Não havendo mapas topográficos, setas ou placas instrutivas. A jornada simplesmente se conduz no andar moldada a paciência para o final de essa estrada alcançar. Nesse palmilhar os músculos enrije-se por lei natural para receber os ventos tempestuosos.

É nas subidas em busca das montanhas, é nas descidas em busca dos vales ou mesmo no plano sinuoso, que o vácuo estonteador permite ao vento travar através da velocidade excessiva, os pés do andarilho. E nessa sua impetuosidade, são eles tatuados com o pó do temor, mas, os braços quais pêndulos equilibram os passos, ainda que resvalados nas areias, nas pedras pontiagudas ou nos declives do caminho. E assim, a caminhada prossegue nesses pés contaminados das indagações, vias que os espreitam ante a sombra absorvida de sua marcha. Mal se apercebendo que os minúsculos cristais contidos na poeira, multiplicam-se formando lençol infinito na trilha a vencer. São dunas que se avultam na cumplicidade com o vento, cansando-os, calejando-os sob o sol escaldante das incertezas. É nessa poeira aderente aos pés do andarilho, que se deflagra a fé e a coragem do prosseguir na jornada.

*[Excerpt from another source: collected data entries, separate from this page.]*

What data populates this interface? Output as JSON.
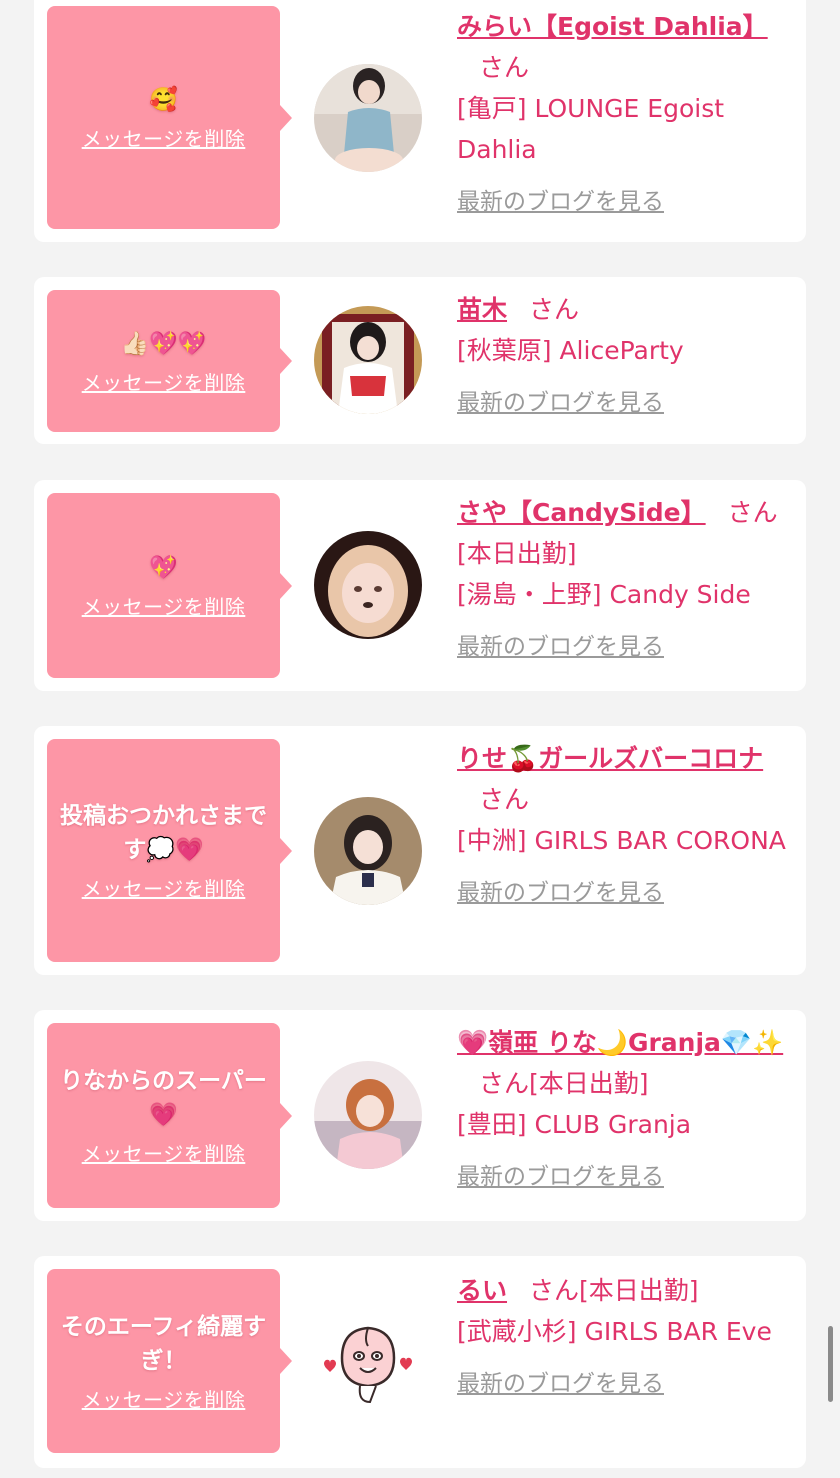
{
  "items": [
    {
      "message": "🥰",
      "delete_label": "メッセージを削除",
      "name": "みらい【Egoist Dahlia】",
      "honorific": "さん",
      "tag": "",
      "shop": "[亀戸] LOUNGE Egoist Dahlia",
      "blog_label": "最新のブログを見る"
    },
    {
      "message": "👍🏻💖💖",
      "delete_label": "メッセージを削除",
      "name": "苗木",
      "honorific": "さん",
      "tag": "",
      "shop": "[秋葉原] AliceParty",
      "blog_label": "最新のブログを見る"
    },
    {
      "message": "💖",
      "delete_label": "メッセージを削除",
      "name": "さや【CandySide】",
      "honorific": "さん",
      "tag": "[本日出勤]",
      "shop": "[湯島・上野] Candy Side",
      "blog_label": "最新のブログを見る"
    },
    {
      "message": "投稿おつかれさまです💭💗",
      "delete_label": "メッセージを削除",
      "name": "りせ🍒ガールズバーコロナ",
      "honorific": "さん",
      "tag": "",
      "shop": "[中洲] GIRLS BAR CORONA",
      "blog_label": "最新のブログを見る"
    },
    {
      "message": "りなからのスーパー💗",
      "delete_label": "メッセージを削除",
      "name": "💗嶺亜 りな🌙Granja💎✨",
      "honorific": "さん",
      "tag": "[本日出勤]",
      "shop": "[豊田] CLUB Granja",
      "blog_label": "最新のブログを見る"
    },
    {
      "message": "そのエーフィ綺麗すぎ！",
      "delete_label": "メッセージを削除",
      "name": "るい",
      "honorific": "さん",
      "tag": "[本日出勤]",
      "shop": "[武蔵小杉] GIRLS BAR Eve",
      "blog_label": "最新のブログを見る"
    }
  ],
  "colors": {
    "background": "#f3f3f3",
    "bubble": "#fd96a6",
    "accent": "#e0336a",
    "muted_link": "#9a9a9a"
  },
  "icons": [
    "avatar-photo",
    "peach-character-avatar"
  ]
}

As pegadas marcadas nesse mundo areal flagram personagens emigrantes de uma pátria desestabilizada no seu limite; o nosso próprio íntimo. Atordoados, a bipolaridade invisível torna-se visível nas horas que consomem o corpo cansado. O humor é uma variável nas margens já sem graça. Pensamos ver miragens. Tornamo-nos gangorras de vales, campinas e montes. Com passos pesados, os pés empoeirados se veem inchados. Os quilômetros percorridos retiram-lhe as forças na subida íngreme. Não mais andam, arrastam-se, deixando rastros deformados de passos antes firmes.

A via crucis nesse deserto, força risos debochados e os pés empoeirados ardem. A troca do chegar ao propósito, pelo caminho das areias. (E existe outro?) fomenta a prudência. Os passos em ritmo originam sons que unidos com as batidas do coração e sem maestria, vibram o frio da certeza de estarem sozinhos.

Há um silêncio forçado por não haver com quem dialogar. O caminho é solitário. O alvo é o porto seguro com rota passando pelo poço.

Olhar para trás, nunca. Passos dados não são mais recuperados. Agora, a poeira em espessura, forma camada escudo contra os insetos. Porém, a marcha agora é lenta. O peso das areias não permite agilidade. O olhar não mais fixa a direção final da estrada, fixa a imensidão do céu procurando uma nuvem protetora. Uma brisa sopra. O vento voltou. Desta vez trás a chuva. Encharcados, os pés empoeirados, agora vislumbra refrescante alivio nas águas mornas aquecidas pelo sol que se pôs. Na espera da alvorada, os pés são enxutos sem de a poeira despir-se. Debilitada a resistência, falta-lhe a visibilidade. A estrada terminou.

É assim o ponto final de toda a caminhada nesta existência, pés empoeirados dos vestígios da estrada.

Água Fria, 18 de janeiro de 2015 – 00h27.